The Ophelias : My attempt at Cutting to the Chase. –Alexander Carlisle, 2019

Art-Punk, Progish-Psychedelia? The Ophelias are most accurately comparable to 1970-’71 David Bowie, Syd Barrett and early Pink Floyd, early Killing Joke, The Kinks, Led Zeppelin, Bob Dylan – mostly because of the harmonica – and The Mothers Of Invention. The singer, Leslie Medford, is highly idiosyncratic, making them “unmistakable”, I’m sure. A good deal of the time he sounds slightly unhinged – as Ophelia the madgirl, perhaps. With warble and flutter reminiscent of Marc Bolan, Ray Davies or Blind Owl Wilson; Robert Plant-ish caterwauls, Peter Hammillian screams, and fragile sweetness à la The Incredible String Band; Medford’s vocals will not be ignored. I’m trying to be as accurate as possible here, because according to many, The Ophelias were “weird”, and this perception of them as purposely strange impeded their career. I postulate that if they had been active in 1968-72 instead of 1984-89 there would have been no such perception and they would now be among the truly celebrated bands of rock and roll history.

Medford tripped on psilocybin a lot, even on stage. The Ophelias smoked marijuana constantly and fairly guzzled beer. They were in their twenties and they were a real rock and roll band. The psilocybin does perhaps stand Medford apart and inject something genuinely Dalíesque, but certainly no moreso than Barrett’s mandrax, and none of the comparable bands listed above were anywhere close to “straight” musically or otherwise. Adventuring is at their core, as it is with The Ophelias.

I do not want to send the listener on a hunt to find echoes of other bands in the recordings made by The Ophelias. You can do that and find many other famous bands poking through here, there and everywhere. The Ophelias don’t settle into any one style, and while echoes of others abound, they do not overwhelm the uniqueness of The Ophelias brand. In toto they don’t sound like anyone else, they sound like The Ophelias, a multifaceted, idiosyncratic, eccentric band…like all the best ones.
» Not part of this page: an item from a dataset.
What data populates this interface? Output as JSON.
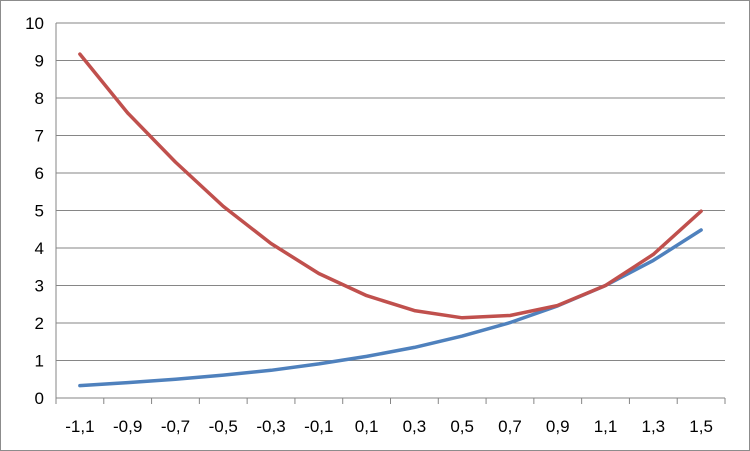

The point is, for listeners who like the comparable groups mentioned above, and particularly to those who enjoy smoking pot while listening, and most particularly to those who relish intelligence, adventure and unpredictability in their rock and roll, you will find something very special about getting to know the music The Ophelias left behind.

Should you give The Ophelias a real, devoted exploration? There are so many bands, old and new, one must use one’s listening time well, and often such tangents prove time consuming and unrewarding. Personally, I have The Ophelias among my 50 all-time favourite bands. I consider the time I spend with them to be well-spent indeed.